Could we use _VALIDATE instead of probe? Or at least pin the pages as well, so we don't have to do it later?
I only care that the name matches what it does. _VALIDATE sounds like it does a full validation of everything such that, if the import succeeds, execbuf will as well. If we pin the pages at the same time, maybe that's true? _PROBE, on the other hand, sounds a lot more like
No it is not possible to guarantee backing store remains valid until execbuf.
a one-time best-effort check which may race with other stuff and doesn't guarantee future success. That's in line with what the current patch does.
We already have i915_gem_object_userptr_validate, no need to dupe it.

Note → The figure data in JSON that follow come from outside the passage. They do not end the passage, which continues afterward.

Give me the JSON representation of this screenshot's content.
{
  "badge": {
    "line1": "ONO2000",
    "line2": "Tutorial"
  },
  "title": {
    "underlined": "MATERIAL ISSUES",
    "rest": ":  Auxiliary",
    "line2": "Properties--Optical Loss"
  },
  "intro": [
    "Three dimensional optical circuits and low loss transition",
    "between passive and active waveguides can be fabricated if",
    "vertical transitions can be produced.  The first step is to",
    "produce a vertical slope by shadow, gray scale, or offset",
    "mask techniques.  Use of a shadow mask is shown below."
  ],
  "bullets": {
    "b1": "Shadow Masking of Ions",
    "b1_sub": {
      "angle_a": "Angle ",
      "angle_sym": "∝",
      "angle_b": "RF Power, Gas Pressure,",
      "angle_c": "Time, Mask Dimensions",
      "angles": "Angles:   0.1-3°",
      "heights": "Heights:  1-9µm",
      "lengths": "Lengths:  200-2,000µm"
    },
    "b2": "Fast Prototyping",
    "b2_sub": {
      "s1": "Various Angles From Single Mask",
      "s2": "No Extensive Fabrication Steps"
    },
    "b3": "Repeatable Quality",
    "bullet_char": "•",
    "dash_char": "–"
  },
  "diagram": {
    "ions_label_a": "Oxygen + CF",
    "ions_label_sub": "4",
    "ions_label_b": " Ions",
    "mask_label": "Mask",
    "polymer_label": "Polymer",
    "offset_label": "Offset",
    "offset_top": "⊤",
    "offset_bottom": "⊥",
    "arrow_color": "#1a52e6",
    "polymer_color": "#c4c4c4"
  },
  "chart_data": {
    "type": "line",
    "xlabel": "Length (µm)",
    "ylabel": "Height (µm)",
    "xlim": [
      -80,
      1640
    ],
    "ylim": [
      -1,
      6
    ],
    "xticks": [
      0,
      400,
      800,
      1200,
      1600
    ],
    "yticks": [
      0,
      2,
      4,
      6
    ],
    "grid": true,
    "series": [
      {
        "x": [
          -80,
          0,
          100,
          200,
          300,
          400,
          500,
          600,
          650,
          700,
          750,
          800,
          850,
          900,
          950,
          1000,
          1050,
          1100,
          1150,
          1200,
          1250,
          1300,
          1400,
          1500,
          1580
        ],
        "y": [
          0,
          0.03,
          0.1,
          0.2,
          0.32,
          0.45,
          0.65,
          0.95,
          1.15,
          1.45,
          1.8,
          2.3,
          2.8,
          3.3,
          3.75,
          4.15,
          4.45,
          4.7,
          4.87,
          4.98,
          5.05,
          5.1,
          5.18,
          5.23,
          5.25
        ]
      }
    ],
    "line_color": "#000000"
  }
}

I have no opinion on this.
I was actually suggesting the same as Maarten here - that we should add a "populate" flag. But opinion was that was not desired - please look for the older threads to see the reasoning there.
So how should we proceed here? Maarten?
I honestly don't care, and I think the probe flag here is perfectly fine. Reasons for that:
- we don't have an immediate allocation flag for buffer creation
either. So if there's a need we need a flag for this across the board, not just userptr, and a clear userspace ask
Both Mesa drivers would probably set that flag if we had it and it demonstrated any perf benefits, FWIW. However, I think it's fine if that's a separate flag. Also, I don't know that the perf benefits are all that great. We should get most of those benefits from VM_BIND anyway.

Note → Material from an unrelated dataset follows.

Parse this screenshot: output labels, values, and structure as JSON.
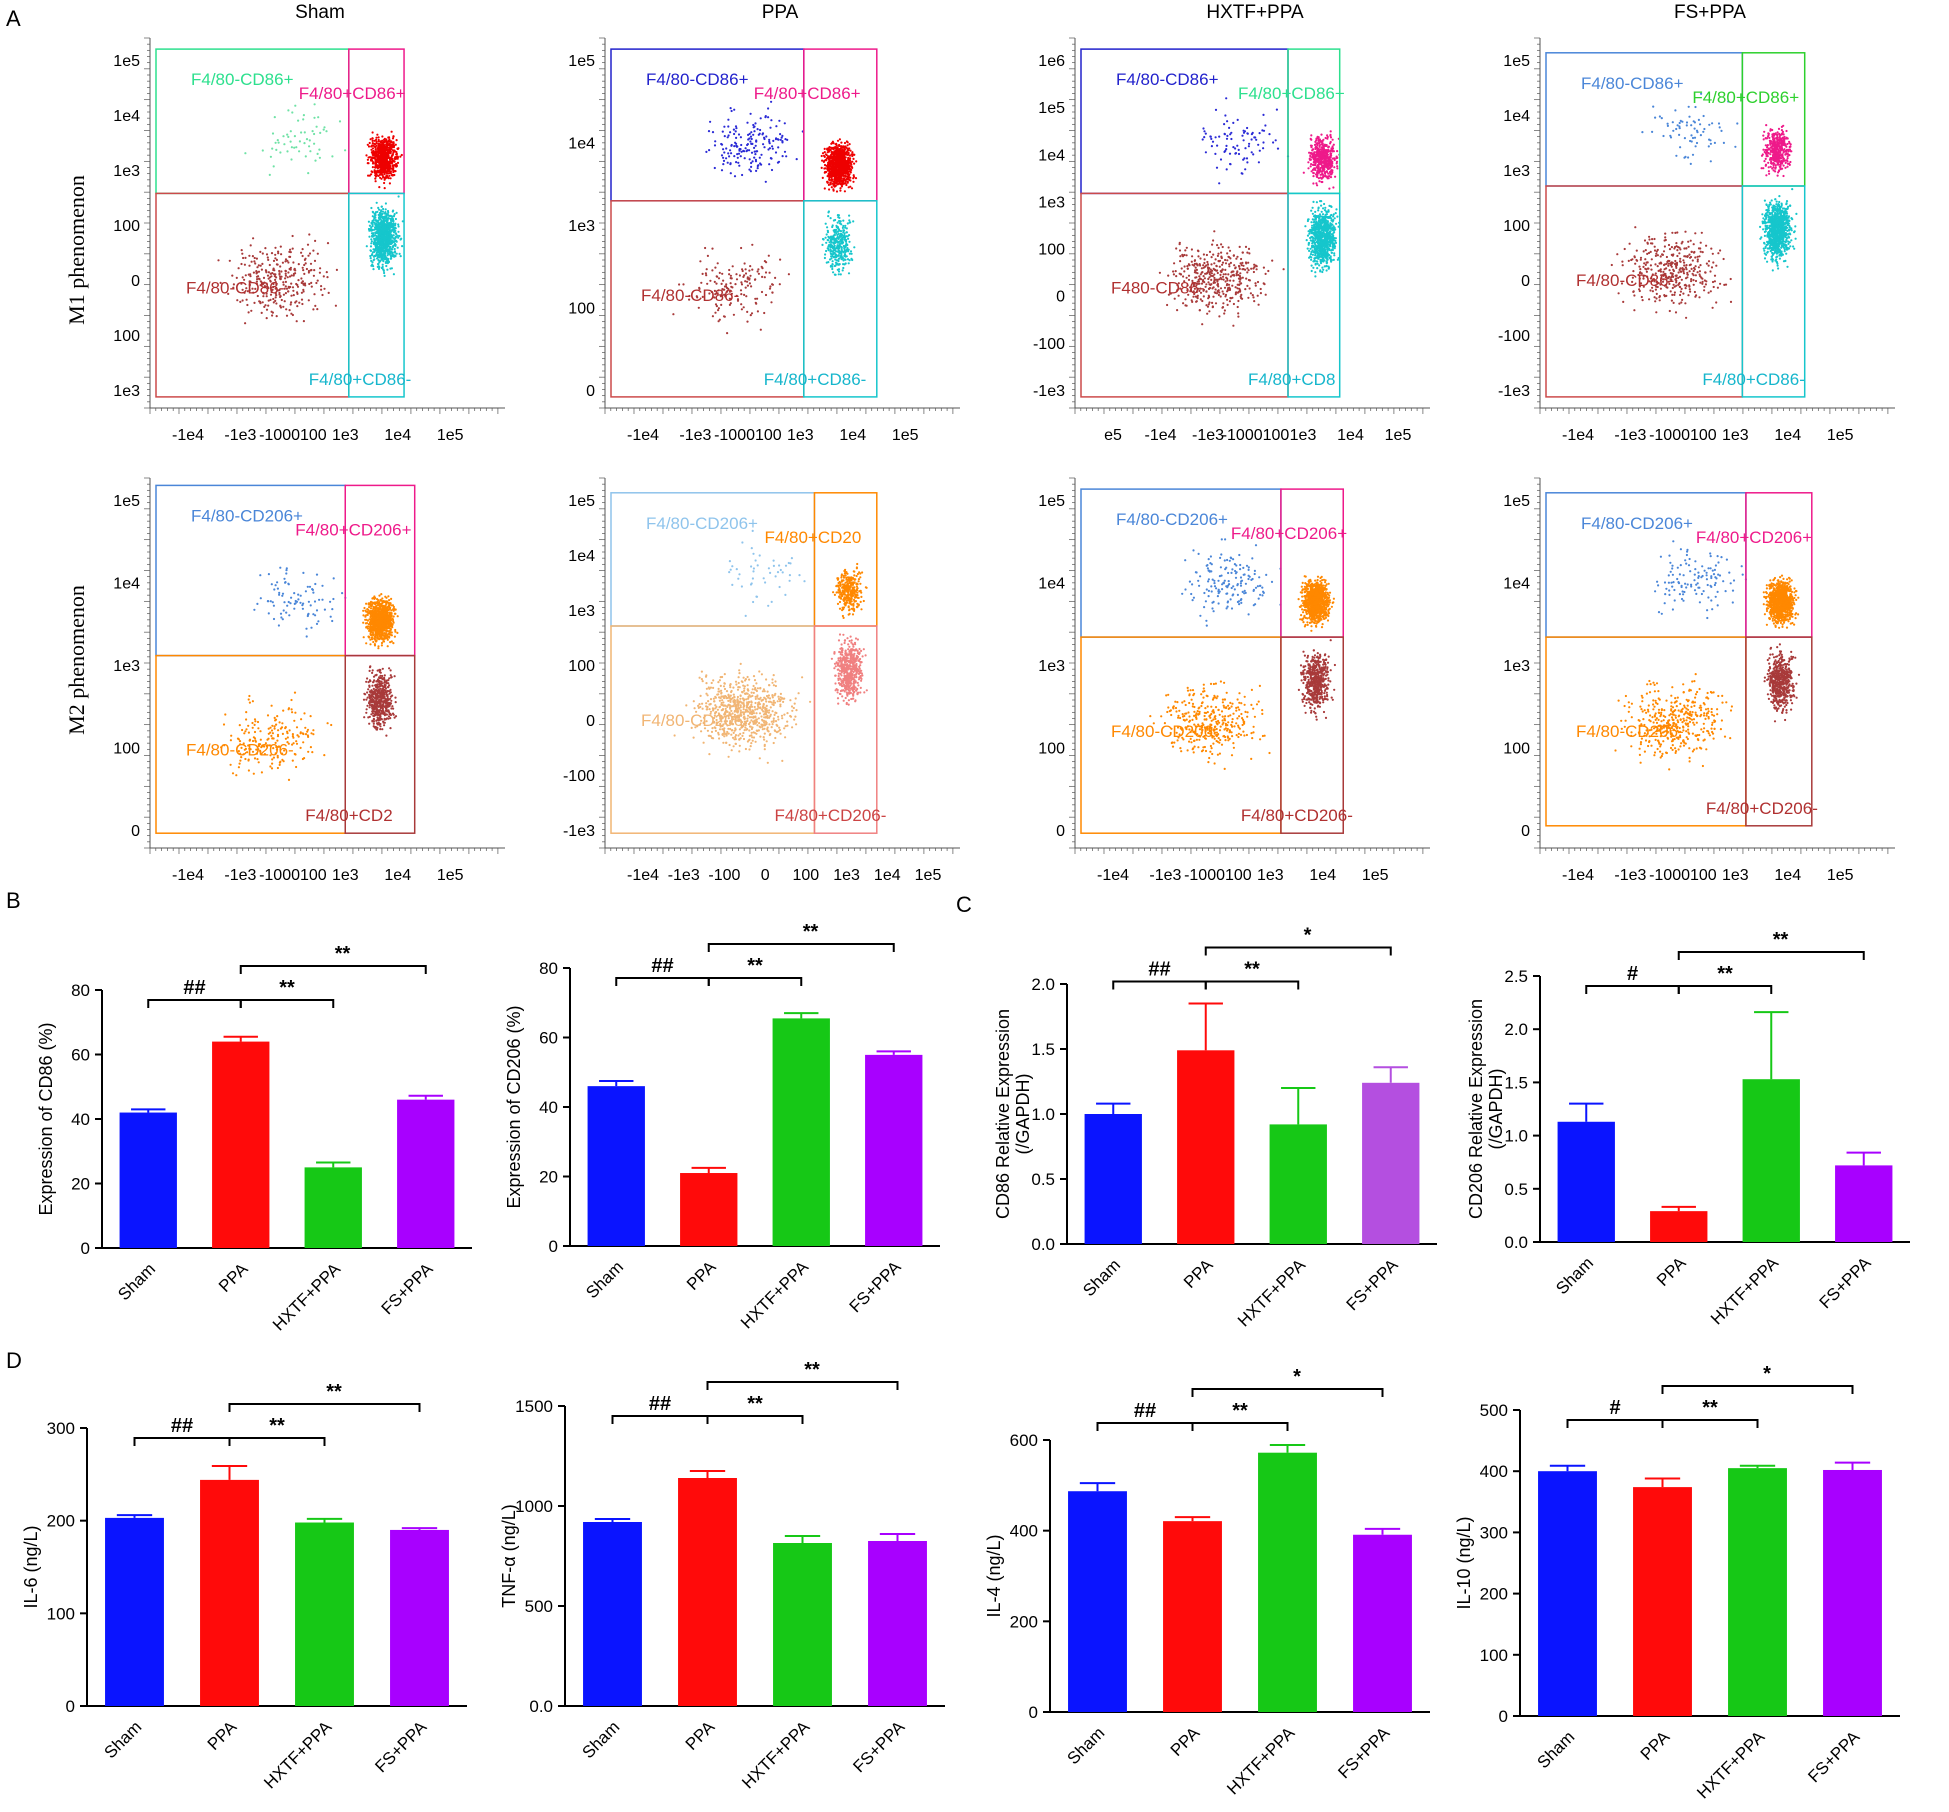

- it's a fundamentally racy test anyway, userspace can munmap or map
something else and then it will fail. So we really don't gain anything by pinning pages because by the time we go into execbuf they might be invalidated already - checking the vmas for VM_SPECIAL is perfectly good enough.
- we can always change the implementation later on too.
Hence why I think PROBE is the semantics we want/need here. Can we get some acks/reviews here or is this really a significant enough bikeshed that we need to hold up dg1 pciids for them?
I don't care. I've already reviewed the patch.
--Jason